Most ReLU Networks Admit Identifiable Parameters
Moritz Grillo, Guido Mont\'ufar

TL;DR
This paper proves that most ReLU networks have identifiable parameters up to scaling and permutation, with a clear relationship between architecture width, depth, and functional representation.
Contribution
It introduces a framework based on weighted polyhedral complexes to analyze parameter redundancies and establishes a depth hierarchy for ReLU networks.
Findings
Most architectures with width ≥ 2 have an open set of identifiable parameters.
The functional dimension equals total parameters minus hidden neurons.
Deeper networks can represent functions that shallower ones cannot, generically.
Abstract
We study the realization map of deep ReLU networks, focusing on when a function determines its parameters up to scaling and permutation.
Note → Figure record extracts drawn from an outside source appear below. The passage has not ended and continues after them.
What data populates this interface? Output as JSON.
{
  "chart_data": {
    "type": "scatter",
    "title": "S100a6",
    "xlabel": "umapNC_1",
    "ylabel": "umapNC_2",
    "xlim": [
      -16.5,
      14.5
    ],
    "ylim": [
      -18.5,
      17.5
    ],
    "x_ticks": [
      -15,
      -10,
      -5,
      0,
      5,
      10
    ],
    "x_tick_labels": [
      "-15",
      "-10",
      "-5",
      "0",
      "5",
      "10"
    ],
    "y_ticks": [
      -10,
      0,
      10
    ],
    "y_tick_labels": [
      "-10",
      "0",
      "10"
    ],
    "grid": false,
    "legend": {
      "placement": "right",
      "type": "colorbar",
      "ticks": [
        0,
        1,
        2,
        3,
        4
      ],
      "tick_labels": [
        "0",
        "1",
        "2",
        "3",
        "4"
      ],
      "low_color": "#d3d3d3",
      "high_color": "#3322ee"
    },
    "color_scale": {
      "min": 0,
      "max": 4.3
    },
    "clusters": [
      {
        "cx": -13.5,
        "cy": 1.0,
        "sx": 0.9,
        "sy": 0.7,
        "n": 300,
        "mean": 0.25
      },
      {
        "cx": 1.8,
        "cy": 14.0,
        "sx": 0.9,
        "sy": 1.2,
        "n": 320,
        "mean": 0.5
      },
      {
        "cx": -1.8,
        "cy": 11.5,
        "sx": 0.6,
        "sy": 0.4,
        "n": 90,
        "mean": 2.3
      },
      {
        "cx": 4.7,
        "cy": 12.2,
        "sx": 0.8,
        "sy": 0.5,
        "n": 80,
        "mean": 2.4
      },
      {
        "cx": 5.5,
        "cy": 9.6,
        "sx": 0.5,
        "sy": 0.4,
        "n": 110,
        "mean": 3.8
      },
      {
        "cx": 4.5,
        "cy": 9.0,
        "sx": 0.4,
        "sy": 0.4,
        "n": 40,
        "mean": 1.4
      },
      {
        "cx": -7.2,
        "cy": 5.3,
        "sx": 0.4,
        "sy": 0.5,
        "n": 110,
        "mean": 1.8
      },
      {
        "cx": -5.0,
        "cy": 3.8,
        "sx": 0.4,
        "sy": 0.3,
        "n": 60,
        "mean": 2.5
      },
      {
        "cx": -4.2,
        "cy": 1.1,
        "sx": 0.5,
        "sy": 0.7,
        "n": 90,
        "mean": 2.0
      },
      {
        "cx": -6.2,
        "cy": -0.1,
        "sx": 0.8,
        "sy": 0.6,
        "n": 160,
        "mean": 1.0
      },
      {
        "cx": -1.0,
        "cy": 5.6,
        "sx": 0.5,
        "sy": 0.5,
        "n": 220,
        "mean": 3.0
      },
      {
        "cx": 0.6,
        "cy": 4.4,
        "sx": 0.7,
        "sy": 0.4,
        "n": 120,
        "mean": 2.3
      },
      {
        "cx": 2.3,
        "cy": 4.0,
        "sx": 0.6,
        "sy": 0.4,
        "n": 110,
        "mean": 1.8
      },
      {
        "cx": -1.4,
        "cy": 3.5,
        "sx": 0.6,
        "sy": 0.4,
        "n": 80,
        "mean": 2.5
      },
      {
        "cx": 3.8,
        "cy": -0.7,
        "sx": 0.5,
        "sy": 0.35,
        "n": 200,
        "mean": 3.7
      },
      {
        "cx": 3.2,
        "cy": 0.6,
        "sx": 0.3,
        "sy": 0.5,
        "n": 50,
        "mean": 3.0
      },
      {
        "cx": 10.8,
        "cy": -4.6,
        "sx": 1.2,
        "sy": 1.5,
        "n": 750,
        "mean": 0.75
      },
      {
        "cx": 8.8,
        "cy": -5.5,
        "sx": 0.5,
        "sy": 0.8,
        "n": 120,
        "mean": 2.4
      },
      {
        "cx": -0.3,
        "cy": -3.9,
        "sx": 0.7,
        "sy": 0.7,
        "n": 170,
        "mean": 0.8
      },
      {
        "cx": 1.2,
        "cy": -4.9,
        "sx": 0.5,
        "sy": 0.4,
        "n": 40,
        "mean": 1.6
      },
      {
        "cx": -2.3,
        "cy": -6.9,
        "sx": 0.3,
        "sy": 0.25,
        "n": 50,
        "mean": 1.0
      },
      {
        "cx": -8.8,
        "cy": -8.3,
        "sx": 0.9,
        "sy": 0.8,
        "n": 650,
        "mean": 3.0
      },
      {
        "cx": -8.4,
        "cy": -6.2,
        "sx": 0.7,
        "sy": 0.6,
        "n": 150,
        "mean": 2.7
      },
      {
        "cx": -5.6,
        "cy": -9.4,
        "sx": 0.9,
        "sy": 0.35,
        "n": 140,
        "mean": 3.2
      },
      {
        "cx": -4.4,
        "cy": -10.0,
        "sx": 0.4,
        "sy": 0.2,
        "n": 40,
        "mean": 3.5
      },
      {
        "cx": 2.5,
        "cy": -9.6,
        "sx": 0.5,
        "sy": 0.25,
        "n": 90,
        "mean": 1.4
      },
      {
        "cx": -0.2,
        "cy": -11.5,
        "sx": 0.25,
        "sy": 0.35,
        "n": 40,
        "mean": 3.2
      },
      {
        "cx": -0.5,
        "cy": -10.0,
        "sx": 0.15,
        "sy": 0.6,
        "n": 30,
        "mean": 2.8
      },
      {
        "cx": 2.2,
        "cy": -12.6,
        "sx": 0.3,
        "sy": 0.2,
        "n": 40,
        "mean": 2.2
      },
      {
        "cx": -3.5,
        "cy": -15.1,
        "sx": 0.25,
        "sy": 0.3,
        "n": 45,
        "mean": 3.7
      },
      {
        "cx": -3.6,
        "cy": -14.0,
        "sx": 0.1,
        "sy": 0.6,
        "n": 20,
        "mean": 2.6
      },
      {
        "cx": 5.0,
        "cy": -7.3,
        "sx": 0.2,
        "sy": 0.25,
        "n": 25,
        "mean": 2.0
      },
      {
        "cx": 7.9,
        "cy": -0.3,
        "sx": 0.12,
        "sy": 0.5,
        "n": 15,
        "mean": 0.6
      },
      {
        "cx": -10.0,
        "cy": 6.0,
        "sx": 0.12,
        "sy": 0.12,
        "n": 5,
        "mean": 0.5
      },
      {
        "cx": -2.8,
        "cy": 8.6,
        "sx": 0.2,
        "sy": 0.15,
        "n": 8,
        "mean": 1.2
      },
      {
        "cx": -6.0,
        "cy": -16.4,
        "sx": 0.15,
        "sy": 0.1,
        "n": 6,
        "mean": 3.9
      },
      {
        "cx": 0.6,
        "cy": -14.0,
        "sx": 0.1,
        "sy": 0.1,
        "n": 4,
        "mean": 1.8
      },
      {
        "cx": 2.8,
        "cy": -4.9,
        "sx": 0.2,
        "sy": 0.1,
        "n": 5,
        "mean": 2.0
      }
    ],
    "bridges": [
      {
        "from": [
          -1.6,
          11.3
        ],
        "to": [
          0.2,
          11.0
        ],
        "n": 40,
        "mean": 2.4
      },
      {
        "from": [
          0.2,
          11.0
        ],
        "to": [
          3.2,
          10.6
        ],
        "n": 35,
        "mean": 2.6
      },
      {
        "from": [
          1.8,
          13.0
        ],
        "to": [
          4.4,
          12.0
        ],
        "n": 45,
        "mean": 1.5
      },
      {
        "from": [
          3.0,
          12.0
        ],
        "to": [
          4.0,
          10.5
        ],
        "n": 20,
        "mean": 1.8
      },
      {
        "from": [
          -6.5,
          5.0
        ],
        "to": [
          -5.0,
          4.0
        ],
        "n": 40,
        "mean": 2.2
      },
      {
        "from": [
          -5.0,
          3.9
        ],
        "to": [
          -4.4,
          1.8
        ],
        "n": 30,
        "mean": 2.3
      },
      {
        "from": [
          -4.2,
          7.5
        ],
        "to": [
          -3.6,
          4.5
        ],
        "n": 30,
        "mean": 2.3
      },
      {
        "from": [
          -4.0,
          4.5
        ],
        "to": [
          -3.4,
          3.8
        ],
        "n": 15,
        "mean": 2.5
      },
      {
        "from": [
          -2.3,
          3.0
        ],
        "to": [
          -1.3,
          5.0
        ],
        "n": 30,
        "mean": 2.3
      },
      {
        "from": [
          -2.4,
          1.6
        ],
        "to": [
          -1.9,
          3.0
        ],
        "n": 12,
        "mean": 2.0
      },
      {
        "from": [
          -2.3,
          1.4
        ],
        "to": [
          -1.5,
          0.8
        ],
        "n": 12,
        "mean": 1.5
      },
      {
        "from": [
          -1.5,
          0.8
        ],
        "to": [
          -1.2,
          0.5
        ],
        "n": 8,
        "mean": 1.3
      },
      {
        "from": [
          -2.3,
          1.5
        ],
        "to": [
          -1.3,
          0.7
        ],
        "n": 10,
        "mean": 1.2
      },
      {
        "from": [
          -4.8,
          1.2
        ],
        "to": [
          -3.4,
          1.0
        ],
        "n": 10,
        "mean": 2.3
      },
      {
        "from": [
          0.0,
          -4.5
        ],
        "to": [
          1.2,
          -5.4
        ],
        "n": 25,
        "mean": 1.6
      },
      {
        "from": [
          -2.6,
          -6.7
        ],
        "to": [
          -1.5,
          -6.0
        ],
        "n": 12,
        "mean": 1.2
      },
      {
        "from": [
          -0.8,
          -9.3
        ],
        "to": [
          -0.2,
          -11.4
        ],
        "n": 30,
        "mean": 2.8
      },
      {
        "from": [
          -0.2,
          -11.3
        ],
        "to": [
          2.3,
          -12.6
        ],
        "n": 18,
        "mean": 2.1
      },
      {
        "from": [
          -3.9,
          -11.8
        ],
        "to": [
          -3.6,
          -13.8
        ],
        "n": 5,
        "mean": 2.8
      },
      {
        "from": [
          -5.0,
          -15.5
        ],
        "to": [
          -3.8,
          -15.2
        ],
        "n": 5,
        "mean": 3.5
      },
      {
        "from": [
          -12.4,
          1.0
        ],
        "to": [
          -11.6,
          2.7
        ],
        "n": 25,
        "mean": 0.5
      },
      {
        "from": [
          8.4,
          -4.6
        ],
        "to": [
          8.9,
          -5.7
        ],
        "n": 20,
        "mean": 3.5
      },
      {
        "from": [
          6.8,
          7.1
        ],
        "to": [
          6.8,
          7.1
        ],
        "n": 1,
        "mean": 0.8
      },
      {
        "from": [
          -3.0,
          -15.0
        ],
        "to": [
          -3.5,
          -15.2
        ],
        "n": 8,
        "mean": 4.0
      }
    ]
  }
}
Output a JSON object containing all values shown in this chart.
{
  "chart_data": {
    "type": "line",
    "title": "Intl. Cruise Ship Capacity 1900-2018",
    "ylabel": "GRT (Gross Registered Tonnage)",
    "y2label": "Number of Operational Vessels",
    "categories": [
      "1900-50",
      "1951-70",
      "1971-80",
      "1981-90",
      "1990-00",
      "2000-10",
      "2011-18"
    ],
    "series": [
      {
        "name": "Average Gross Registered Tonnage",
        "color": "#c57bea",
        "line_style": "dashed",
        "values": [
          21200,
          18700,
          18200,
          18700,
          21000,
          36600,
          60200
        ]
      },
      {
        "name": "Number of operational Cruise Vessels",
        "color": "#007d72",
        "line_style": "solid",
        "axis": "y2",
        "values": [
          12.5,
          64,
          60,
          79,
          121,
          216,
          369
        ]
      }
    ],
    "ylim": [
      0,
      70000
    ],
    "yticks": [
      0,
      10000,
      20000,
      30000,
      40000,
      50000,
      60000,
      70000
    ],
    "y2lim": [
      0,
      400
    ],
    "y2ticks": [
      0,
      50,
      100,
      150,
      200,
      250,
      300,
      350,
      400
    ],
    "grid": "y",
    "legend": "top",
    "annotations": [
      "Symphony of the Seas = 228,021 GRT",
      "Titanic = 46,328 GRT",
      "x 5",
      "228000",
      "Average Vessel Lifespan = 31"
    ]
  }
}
To analyze hidden redundancies beyond these standard symmetries, we introduce a framework based on weighted polyhedral complexes. Our main result shows that for every architecture whose input and hidden layers have width at least two, there exists an open set of identifiable parameters. This implies that the functional dimension of every such architecture is exactly the number of parameters minus the number of hidden neurons. We further show that minimal functional representations can still have non-trivial parameter redundancies. Finally, we establish a generic depth hierarchy, whereby for an open set of parameters the realized function cannot be represented generically by any shallower network.